Entre outros pontos (leia detalhes mais abaixo), o STJ decidiu:

  • além do consentimento do morador, provado com declaração assinada, é preciso haver “fundada razão” para buscas;
  • a polícia deve registrar em áudio e vídeo as buscas em residências.

 

O tribunal analisou o caso de um homem abordado na rua porque teria, segundo os policiais, se esquivado da viatura. Conforme o processo, ele foi questionado sobre seu local de residência, autorizou a entrada da polícia no local, mas os policiais não informaram por que precisavam entrar na casa dele.

Ainda de acordo com o processo, na casa desse homem foram encontrados “72 invólucros plásticos de maconha, pesando, ao todo, 109,9 gramas”.

Argumentos

 

O defensor público de São Paulo Rafael Muneratti, que falou em nome do réu, afirmou que em nenhum momento o acesso à residência foi justificado pelos policiais.

“Não havia situação de flagrante nesse caso, já que não existia indício ou indicação nem fundada razão antes da entrada dos policiais de que naquela casa estava sendo praticado o crime de tráfico de drogas”, declarou o advogado.

Muneratti alegou ainda que a entrada de policiais em residências “sem fundadas razões” é baseado no relato de que houve consentimento dos suspeitos. Para ele, no entanto, tal consentimento não é livre nem espontâneo, mas baseado “no receio e no medo” de negar acesso aos policiais.

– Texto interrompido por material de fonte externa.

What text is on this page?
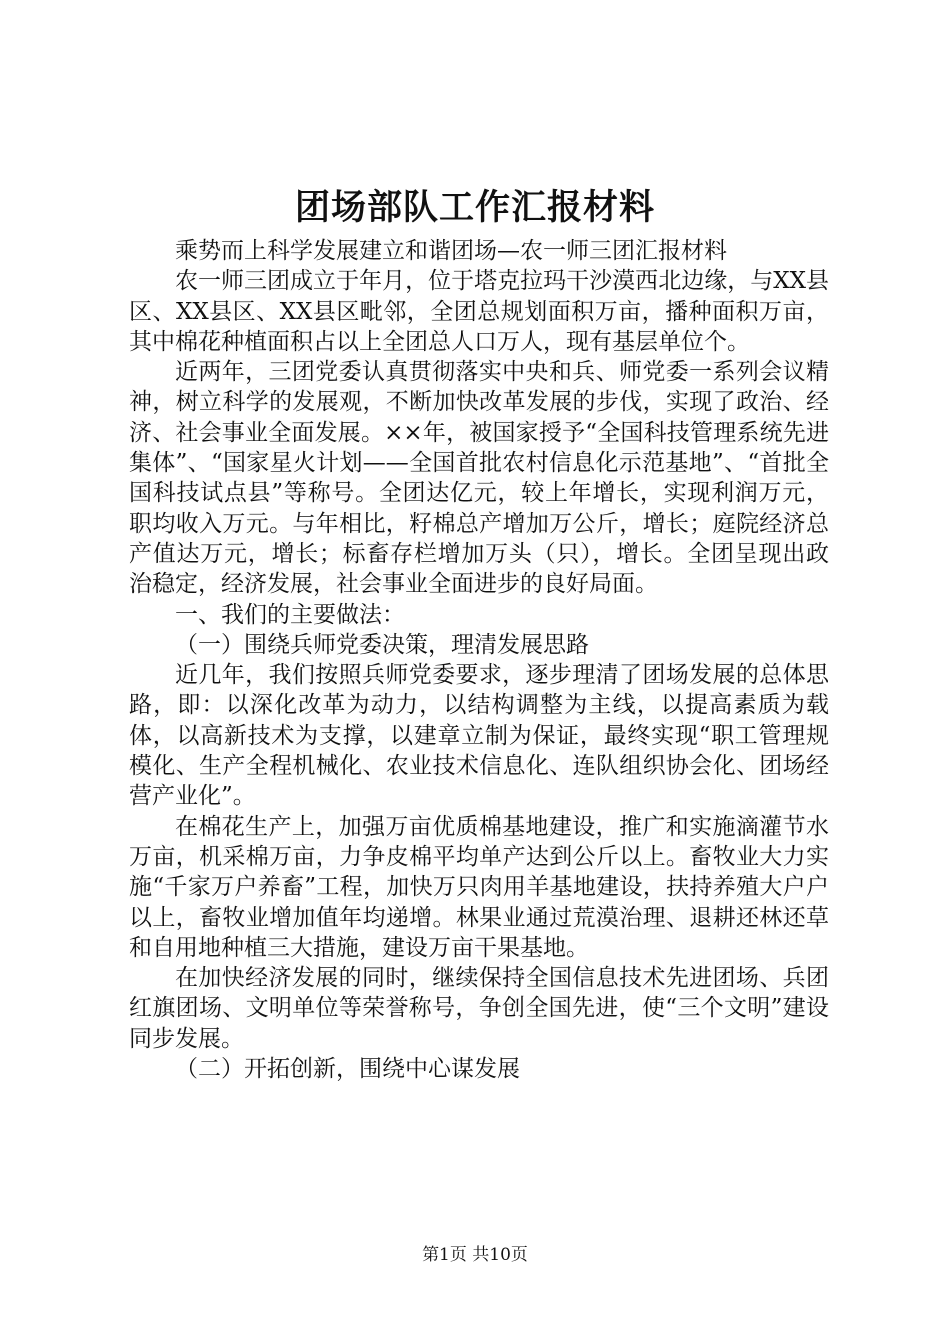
团场部队工作汇报材料

乘势而上科学发展建立和谐团场—农一师三团汇报材料

农一师三团成立于年月，位于塔克拉玛干沙漠西北边缘，与XX县区、XX县区、XX县区毗邻，全团总规划面积万亩，播种面积万亩，其中棉花种植面积占以上全团总人口万人，现有基层单位个。

近两年，三团党委认真贯彻落实中央和兵、师党委一系列会议精神，树立科学的发展观，不断加快改革发展的步伐，实现了政治、经济、社会事业全面发展。××年，被国家授予“全国科技管理系统先进集体”、“国家星火计划——全国首批农村信息化示范基地”、“首批全国科技试点县”等称号。全团达亿元，较上年增长，实现利润万元，职均收入万元。与年相比，籽棉总产增加万公斤，增长；庭院经济总产值达万元，增长；标畜存栏增加万头（只），增长。全团呈现出政治稳定，经济发展，社会事业全面进步的良好局面。

一、我们的主要做法：

（一）围绕兵师党委决策，理清发展思路

近几年，我们按照兵师党委要求，逐步理清了团场发展的总体思路，即：以深化改革为动力，以结构调整为主线，以提高素质为载体，以高新技术为支撑，以建章立制为保证，最终实现“职工管理规模化、生产全程机械化、农业技术信息化、连队组织协会化、团场经营产业化”。

在棉花生产上，加强万亩优质棉基地建设，推广和实施滴灌节水万亩，机采棉万亩，力争皮棉平均单产达到公斤以上。畜牧业大力实施“千家万户养畜”工程，加快万只肉用羊基地建设，扶持养殖大户户以上，畜牧业增加值年均递增。林果业通过荒漠治理、退耕还林还草和自用地种植三大措施，建设万亩干果基地。

在加快经济发展的同时，继续保持全国信息技术先进团场、兵团红旗团场、文明单位等荣誉称号，争创全国先进，使“三个文明”建设同步发展。

（二）开拓创新，围绕中心谋发展

第1页 共10页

“Mesmo nos casos em que haja o consentimento o pedido de ingresso de policiais em domicílio deve ser precedido de fundadas razões para tanto”, defendeu. “Sem fundadas razões, com base apenas em suspeita discricionária, os policiais obtiveram ingresso no domicílio do paciente, fizeram busca e encontraram droga”, completou.

Em nome do Ministério Público Federal, a subprocuradora-geral da República Raquel Dodge defendeu a ilicitude das provas.

“Não é caso de flagrante. Não havia suspeito, apenas uma fitada de olhos dos policiais no meio rua”, afirmou.

“A Constituição garante a todos a privacidade e inviolabilidade do domicílio e esta prerrogativa foi violada neste caso, muito claramente, porque não havia razão para os policiais entrarem na residência”, declarou.

A decisão do STJ

 

O relator do caso, ministro Rogerio Schietti, votou pela absolvição do condenado e foi seguido pelos demais colegas da Turma.

“A entrada forçada em domicílio, sem justificativa prévia conforme o direito, é arbitrária”, afirmou.

“Não será a constatação da situação em flagrância posterior ao ingresso que justifique a medida. Os agentes estatais devem demonstrar que havia elementos mínimos a caracterizar fundadas razões de justa causa para a medida”, acrescentou o minsitro.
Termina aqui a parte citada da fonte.